Other limited data from the DHHS indicated that nurses accounted for at least 42 percent of the cases among healthcare workers. Just over 50 percent were “other healthcare” workers—including pharmacists, paramedics, other allied health professionals and disability workers. A number of doctors have spent time as patients in ICUs, including one doctor aged only in his 30s.

The Pharmacist Guild has expressed alarm at the COVID-19 cases among their members. President Anthony Tassone said that although hospital pharmacists are deemed essential workers and can get their test results prioritised, community pharmacists are not.

University of Wollongong occupational hygienist Jane Whitelaw told the ABC yesterday that infection rates among healthcare workers were double that of the rest of the population.

“At least 50 percent of Victorian healthcare workers contracted COVID-19 in their workplace. That would be a conservative estimate,” she said.
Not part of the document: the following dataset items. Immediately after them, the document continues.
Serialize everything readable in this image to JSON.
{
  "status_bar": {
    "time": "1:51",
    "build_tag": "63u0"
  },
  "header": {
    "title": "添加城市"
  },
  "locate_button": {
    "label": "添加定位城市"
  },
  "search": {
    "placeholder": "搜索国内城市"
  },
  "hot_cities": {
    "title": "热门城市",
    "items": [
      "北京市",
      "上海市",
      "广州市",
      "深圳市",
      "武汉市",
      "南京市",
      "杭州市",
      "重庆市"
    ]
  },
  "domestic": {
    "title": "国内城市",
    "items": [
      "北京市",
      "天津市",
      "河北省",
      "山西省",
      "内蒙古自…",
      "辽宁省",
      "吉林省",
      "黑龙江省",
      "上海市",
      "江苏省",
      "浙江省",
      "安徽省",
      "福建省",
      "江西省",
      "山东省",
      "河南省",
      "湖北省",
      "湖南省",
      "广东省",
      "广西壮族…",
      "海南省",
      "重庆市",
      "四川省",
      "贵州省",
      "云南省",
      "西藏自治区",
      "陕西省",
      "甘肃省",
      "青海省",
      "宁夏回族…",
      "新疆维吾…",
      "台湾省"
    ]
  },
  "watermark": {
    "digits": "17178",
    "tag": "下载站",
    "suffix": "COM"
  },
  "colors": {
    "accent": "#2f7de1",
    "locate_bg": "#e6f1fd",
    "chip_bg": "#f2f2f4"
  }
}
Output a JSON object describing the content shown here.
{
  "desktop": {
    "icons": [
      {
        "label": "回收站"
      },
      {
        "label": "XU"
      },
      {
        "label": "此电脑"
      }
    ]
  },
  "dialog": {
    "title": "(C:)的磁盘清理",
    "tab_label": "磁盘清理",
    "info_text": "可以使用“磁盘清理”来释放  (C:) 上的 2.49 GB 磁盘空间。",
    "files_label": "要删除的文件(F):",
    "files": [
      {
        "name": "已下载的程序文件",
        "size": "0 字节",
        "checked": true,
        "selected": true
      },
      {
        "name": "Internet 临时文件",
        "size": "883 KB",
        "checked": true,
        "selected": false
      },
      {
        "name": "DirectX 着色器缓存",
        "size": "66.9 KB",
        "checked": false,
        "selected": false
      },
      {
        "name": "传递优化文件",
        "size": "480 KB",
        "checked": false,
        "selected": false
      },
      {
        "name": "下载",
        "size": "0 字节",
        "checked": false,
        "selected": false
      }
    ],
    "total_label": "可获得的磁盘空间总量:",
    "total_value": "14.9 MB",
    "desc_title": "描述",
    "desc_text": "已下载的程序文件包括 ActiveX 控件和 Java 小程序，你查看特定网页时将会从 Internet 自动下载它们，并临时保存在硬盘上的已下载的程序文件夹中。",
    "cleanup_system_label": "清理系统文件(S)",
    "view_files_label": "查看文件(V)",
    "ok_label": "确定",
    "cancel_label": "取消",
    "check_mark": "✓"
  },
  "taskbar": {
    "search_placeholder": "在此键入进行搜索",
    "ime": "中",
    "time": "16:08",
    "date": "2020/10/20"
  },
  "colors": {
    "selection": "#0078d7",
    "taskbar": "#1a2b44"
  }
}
“If you had twice the risk of getting something in your workplace than you did in the general community, everybody would be up in arms,” she added.

“It’s not good enough to accept there’s a risk there to healthcare workers and we’re not doing everything that we can to protect them. Healthcare workers are being treated differently to other workers.”

Government unwillingness to reveal the number of healthcare infections related to specific workplaces is bound up with the whole track record of the Andrews Labor government and the national cabinet led by Prime Minister Scott Morrison. In line with big business demands, Australian governments are pressing ahead with premature reopening of the economy, with frontline health workers being sacrificed for profit.